Crítica de libros
A vueltas con el reishi por Fernando Sánchez-Dragó
Anuncié en mi anterior columna que hoy seguiría hablando del ganoderma lucidum o, si renunciamos al latín y nos ponemos a hablar en chino, del reishi, que es como ahora se designa en todo el mundo esa seta de asombrosas virtudes salutíferas. Llevo tomándola, como dije, 18 años y seguiré haciéndolo hasta el mismo día de mi muerte. Convencido estoy de que, si me mantengo firme en tal propósito, tardará mucho tiempo en llegar ese momento y me pillará, cuando por fin lo haga, tan lúcido como el adjetivo que completa el nombre científico del hongo en cuestión. Espero, gracias, en no escasa medida, a él, morir de viejo, sólo de viejo, y por lo tanto de muerte natural y sin haber sufrido ninguna dolencia degenerativa.

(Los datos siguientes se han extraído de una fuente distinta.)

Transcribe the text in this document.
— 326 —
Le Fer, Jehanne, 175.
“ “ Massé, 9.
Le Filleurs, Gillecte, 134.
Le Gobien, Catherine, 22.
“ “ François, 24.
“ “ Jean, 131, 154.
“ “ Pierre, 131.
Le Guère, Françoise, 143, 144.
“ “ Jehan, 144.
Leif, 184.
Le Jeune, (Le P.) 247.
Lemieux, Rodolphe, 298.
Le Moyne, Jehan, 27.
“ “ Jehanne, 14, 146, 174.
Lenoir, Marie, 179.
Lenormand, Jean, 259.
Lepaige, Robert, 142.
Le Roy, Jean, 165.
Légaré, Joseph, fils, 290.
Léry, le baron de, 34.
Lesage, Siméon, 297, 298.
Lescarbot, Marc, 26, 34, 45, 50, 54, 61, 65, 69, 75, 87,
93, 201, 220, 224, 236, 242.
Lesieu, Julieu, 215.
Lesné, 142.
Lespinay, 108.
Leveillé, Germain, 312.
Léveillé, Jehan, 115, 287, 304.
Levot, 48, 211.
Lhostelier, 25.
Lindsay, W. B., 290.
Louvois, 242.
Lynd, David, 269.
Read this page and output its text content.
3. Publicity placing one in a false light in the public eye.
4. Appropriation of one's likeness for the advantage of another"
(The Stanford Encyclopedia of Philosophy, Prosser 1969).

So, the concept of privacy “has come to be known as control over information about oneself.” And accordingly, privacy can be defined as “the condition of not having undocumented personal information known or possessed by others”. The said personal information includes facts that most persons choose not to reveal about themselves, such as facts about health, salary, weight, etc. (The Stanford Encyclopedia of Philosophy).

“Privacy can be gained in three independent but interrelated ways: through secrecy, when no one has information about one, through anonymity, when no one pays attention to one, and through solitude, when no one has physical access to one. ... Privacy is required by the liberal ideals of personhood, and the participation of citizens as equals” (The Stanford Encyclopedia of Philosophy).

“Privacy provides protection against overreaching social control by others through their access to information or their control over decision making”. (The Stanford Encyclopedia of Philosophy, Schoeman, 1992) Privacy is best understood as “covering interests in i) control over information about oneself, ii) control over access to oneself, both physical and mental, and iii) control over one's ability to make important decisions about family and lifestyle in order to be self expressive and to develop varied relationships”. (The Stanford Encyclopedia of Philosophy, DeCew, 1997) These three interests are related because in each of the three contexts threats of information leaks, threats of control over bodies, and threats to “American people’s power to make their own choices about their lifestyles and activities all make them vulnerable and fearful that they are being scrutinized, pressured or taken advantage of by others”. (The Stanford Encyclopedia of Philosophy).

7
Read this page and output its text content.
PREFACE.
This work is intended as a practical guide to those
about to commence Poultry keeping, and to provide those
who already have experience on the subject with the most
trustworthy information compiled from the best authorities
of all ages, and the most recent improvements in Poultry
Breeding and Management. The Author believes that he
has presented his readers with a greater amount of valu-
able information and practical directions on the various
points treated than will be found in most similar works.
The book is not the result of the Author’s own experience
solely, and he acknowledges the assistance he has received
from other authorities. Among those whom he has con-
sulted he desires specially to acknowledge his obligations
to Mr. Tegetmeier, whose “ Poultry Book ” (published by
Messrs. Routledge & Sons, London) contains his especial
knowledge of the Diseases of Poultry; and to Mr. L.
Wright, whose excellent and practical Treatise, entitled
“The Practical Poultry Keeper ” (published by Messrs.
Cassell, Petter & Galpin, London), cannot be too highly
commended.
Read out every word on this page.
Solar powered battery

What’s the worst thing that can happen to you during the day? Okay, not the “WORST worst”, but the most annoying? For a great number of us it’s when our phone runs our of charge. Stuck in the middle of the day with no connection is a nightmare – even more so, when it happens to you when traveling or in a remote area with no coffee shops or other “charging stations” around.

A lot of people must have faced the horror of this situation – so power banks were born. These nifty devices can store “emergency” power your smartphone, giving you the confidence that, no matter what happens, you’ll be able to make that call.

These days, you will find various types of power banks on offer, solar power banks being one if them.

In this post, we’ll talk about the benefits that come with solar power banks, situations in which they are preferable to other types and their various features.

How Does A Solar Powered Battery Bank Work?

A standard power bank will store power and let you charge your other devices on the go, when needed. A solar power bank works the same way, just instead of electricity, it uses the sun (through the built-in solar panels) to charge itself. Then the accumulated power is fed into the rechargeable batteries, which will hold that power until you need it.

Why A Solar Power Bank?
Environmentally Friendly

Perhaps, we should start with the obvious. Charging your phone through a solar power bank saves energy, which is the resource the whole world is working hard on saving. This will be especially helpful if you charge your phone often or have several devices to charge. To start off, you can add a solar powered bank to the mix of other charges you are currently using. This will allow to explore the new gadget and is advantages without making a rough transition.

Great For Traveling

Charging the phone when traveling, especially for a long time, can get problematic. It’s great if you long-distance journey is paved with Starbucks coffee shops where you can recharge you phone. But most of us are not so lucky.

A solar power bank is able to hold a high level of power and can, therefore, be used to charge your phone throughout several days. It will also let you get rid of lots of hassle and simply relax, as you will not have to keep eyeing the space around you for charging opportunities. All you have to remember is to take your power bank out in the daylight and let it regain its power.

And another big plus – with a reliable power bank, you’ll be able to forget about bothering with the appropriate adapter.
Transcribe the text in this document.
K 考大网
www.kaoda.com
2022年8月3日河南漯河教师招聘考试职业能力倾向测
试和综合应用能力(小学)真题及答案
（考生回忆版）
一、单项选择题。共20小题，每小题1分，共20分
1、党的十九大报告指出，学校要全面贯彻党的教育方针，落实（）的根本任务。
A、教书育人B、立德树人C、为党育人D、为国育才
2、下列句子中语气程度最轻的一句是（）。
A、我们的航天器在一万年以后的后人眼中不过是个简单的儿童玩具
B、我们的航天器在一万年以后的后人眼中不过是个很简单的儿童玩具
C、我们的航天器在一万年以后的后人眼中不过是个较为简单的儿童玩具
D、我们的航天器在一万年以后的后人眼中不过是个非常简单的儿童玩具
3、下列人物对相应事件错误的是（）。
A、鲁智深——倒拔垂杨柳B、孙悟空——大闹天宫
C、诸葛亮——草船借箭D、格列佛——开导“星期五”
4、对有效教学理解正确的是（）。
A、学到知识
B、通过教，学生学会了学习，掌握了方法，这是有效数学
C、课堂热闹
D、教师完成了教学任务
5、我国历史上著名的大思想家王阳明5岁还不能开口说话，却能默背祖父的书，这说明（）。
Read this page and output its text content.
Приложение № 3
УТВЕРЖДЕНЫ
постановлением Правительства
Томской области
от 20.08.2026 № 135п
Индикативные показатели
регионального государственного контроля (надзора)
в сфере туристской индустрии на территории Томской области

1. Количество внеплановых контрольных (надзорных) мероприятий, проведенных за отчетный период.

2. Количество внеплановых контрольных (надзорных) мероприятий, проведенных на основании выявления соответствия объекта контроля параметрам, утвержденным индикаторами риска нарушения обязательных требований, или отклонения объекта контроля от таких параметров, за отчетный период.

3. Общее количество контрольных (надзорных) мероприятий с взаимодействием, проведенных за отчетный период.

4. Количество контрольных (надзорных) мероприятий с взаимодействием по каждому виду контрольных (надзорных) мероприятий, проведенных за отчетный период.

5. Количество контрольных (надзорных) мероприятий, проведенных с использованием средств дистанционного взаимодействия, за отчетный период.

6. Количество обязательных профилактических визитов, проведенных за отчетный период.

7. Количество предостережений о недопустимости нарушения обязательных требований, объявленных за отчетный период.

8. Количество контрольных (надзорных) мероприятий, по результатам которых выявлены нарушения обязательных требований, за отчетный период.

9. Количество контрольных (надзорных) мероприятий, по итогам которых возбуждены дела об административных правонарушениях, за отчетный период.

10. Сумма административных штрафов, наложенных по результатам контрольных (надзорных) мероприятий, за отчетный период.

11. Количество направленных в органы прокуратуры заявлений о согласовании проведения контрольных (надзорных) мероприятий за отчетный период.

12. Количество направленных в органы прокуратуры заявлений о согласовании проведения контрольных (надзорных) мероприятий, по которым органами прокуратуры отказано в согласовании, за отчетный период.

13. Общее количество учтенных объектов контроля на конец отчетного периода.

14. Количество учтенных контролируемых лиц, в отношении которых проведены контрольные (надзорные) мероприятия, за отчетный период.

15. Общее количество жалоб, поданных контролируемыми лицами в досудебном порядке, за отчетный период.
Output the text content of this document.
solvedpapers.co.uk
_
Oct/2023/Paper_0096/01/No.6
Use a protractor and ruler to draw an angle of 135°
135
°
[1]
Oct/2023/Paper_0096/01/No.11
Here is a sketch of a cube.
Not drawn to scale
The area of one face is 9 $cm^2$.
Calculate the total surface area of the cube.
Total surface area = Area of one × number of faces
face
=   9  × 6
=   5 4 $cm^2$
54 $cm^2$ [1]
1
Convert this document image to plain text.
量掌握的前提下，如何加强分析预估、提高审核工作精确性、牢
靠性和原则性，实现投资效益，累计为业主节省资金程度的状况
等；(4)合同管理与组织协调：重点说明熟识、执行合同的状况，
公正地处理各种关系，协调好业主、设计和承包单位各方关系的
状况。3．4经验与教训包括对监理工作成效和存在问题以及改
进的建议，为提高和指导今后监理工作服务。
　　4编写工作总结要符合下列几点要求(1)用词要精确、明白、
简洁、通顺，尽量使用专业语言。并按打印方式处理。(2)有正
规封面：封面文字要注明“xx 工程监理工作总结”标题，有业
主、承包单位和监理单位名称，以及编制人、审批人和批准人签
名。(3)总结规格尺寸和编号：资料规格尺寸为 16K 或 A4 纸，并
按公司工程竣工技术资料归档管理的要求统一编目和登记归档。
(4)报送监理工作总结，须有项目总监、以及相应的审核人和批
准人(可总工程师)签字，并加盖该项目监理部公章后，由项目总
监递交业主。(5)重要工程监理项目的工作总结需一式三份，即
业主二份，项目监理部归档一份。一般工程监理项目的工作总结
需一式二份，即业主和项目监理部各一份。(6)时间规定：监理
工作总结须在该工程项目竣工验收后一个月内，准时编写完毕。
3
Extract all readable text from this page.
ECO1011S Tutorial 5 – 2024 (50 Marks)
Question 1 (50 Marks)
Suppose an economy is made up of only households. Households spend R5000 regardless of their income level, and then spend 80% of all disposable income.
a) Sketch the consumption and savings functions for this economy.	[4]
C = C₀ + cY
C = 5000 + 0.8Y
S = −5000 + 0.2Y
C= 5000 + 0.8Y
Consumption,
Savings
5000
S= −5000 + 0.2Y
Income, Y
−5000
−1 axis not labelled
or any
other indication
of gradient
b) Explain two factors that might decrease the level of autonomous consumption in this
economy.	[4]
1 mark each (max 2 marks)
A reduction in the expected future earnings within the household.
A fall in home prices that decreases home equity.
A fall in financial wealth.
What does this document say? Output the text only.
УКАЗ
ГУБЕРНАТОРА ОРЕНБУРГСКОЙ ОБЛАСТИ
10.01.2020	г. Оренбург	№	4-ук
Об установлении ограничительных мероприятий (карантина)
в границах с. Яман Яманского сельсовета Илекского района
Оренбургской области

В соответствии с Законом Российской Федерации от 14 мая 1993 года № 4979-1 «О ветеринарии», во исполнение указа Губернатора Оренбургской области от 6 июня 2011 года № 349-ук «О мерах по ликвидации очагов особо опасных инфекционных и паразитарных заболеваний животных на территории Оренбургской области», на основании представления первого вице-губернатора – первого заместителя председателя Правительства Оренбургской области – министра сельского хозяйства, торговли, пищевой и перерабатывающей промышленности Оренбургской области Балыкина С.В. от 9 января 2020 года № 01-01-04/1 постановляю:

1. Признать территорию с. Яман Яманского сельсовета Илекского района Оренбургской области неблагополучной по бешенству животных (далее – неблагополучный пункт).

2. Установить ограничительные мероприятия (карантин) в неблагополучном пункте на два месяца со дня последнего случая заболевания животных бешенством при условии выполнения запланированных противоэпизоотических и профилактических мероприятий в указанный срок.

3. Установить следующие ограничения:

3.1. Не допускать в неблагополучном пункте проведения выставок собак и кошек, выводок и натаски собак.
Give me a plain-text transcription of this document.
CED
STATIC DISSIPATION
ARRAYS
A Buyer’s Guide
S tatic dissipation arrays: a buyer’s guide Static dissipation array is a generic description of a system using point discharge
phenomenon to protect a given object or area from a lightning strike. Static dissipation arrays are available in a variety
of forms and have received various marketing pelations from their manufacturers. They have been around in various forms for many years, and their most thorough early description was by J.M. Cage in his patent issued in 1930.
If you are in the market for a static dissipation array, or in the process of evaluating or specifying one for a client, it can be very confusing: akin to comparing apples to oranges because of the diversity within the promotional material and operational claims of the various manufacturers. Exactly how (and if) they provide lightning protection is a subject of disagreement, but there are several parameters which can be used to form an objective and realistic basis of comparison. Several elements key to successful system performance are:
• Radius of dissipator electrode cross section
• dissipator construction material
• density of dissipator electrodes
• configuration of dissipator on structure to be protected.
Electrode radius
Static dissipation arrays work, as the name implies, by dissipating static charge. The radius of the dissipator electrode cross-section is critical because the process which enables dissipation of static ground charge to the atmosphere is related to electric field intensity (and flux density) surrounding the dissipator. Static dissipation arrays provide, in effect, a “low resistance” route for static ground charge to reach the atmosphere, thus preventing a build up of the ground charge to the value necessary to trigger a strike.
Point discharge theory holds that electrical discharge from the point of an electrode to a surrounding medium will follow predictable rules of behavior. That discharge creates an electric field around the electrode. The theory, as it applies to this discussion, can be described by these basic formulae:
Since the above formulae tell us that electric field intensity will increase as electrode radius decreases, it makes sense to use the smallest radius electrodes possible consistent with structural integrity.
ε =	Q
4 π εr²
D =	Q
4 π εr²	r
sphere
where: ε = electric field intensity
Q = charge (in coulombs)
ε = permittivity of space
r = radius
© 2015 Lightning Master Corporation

El reishi tiene muchas propiedades benéficas, pero si me obligan a resumirlas en dos palabras diría que es, por encima de cualquier otra característica, un regenerador y fortalecedor del sistema inmune. Reitero la advertencia de que el único reishi fiable, por el modo de elaborarlo, rompiendo la membrana molecular, y por el exquisito cuidado ecológico con el que lo cultivan, es el de origen japonés. Desconfíe el lector de todo aquel que venga de otra partes, incluyendo España, donde también empieza, tímidamente, a cultivarse. Marcas niponas hay muchas, porque el reishi, en ese país, está a la venta incluso en los supermercados, pero yo, sin menoscabo de las que no conozco, puedo poner la mano en el fuego por dos: el yoki reishi, que sólo cabe adquirir en su lugar de origen o recurriendo a internet, y el sumo reishi banzai, que está al alcance de cualquiera. Teclee el lector ese nombre en Google y lo encontrará. El miércoles –estoy en Tokio– recorrí durante quince horas la zona atomizada por el terremoto de Fukushima y, al comienzo y al término del trayecto, para paliar los efectos de la radioactividad, ingerí el quíntuplo de la dosis de sumo reishi que habitualmente tomo. El consumo de esa seta, en la antigua China, estaba reservado al emperador y a los miembros de su familia, cuya longevidad se hizo célebre. Tal privilegio pasó a la historia. Tenemos hoy la suerte de que cualquier plebeyo, como yo lo soy, puede beneficiarse de sus virtudes.